Vieles macht Indien unverwechselbar. Etwas ganz besonderes ist der Straßenverkehr. Wer das einmal erlebt hat, wird es nicht vergessen. Ein kreatives Chaos, das sich gründlich von der vergleichsweise kontrollierten Raserei hierzulande unterscheidet.
Mühsam quält sich ein Wurm unterschiedlichster VerkehrsteilnehmerInnen dahin, Autos (und was für welche!), Motorräder, jede Menge Schwerverkehr, Fahrräder, Rikschas, Ochsengespanne und Kühe auf der Suche nach Nahrung. Die dabei entstehende Abgaswolke unterdrückt den strengen Geruch, der über vielen Städten des Landes hängt.
Einzigartig ist der Lärm, der von diesem Gewusel ausgeht.

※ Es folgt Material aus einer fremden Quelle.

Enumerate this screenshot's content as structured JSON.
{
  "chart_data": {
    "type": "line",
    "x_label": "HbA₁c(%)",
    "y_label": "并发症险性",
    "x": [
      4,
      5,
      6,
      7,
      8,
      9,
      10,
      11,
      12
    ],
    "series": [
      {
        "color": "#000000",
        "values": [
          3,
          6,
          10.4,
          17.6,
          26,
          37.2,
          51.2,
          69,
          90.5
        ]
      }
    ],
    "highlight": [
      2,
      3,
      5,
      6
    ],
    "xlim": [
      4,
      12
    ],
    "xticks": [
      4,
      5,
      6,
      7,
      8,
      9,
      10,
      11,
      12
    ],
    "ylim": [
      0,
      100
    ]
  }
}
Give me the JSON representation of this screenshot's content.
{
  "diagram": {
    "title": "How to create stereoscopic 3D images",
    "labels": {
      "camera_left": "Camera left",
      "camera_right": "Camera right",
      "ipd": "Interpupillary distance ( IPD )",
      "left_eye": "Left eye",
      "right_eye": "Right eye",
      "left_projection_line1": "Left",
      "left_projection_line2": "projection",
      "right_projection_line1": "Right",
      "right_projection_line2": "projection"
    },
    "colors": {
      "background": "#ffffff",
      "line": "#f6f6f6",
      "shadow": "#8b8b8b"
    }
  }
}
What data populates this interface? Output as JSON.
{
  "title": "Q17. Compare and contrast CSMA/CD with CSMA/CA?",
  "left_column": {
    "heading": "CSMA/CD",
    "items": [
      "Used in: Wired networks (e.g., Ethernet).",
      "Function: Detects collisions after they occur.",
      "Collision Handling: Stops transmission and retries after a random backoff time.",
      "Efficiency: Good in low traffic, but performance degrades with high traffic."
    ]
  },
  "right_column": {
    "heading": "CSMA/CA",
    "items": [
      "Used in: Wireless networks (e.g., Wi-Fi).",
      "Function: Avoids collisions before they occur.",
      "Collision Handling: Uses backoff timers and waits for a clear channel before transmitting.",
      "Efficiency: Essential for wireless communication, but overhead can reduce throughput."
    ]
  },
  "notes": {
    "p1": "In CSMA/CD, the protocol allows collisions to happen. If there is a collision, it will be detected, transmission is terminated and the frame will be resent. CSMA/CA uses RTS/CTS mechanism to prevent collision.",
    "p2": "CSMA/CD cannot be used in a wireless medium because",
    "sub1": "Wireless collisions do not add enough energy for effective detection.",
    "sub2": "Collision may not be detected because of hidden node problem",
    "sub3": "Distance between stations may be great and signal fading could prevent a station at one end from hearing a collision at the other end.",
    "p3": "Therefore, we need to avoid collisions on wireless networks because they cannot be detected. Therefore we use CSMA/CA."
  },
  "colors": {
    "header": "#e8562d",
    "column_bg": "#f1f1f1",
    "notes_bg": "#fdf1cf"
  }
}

Laute Motoren, Zurufe, Musik und ein unentwegtes Gehupe. Die Hupe ist das wichtigste Instrument und wird in den verschiedensten Situationen angewendet: Um auf sich aufmerksam zu machen, beim Überholen, beim Abbiegen…
Ich liebe es, abends vom Hotelzimmer aus diesem kakophonischen Klangteppich des Verkehrslärms zuzuhören. Dieses Mal glaube ich eine Veränderung herauszuhören. Das Hupen ist seltener geworden. Leider kann ich es nicht messen.
Mir kommt Pier Paolo Pasolinis Beispiel vom Verschwinden der Glühwürmchen in den Sinn. In der agrarischen Gesellschaft waren sie eine alltägliche Erscheinung, jede/r kannte sie und die wenigsten bemerkten ihr Aussterben. Als sie nicht mehr zu sehen waren, da war auch die Agrargesellschaft verschwunden.
Die „Normalisierung“ des Straßenverkehrs ist eines von vielen untrügerischen Zeichen für die großen Veränderungen, die sich gegenwärtig in Indien ankündigen.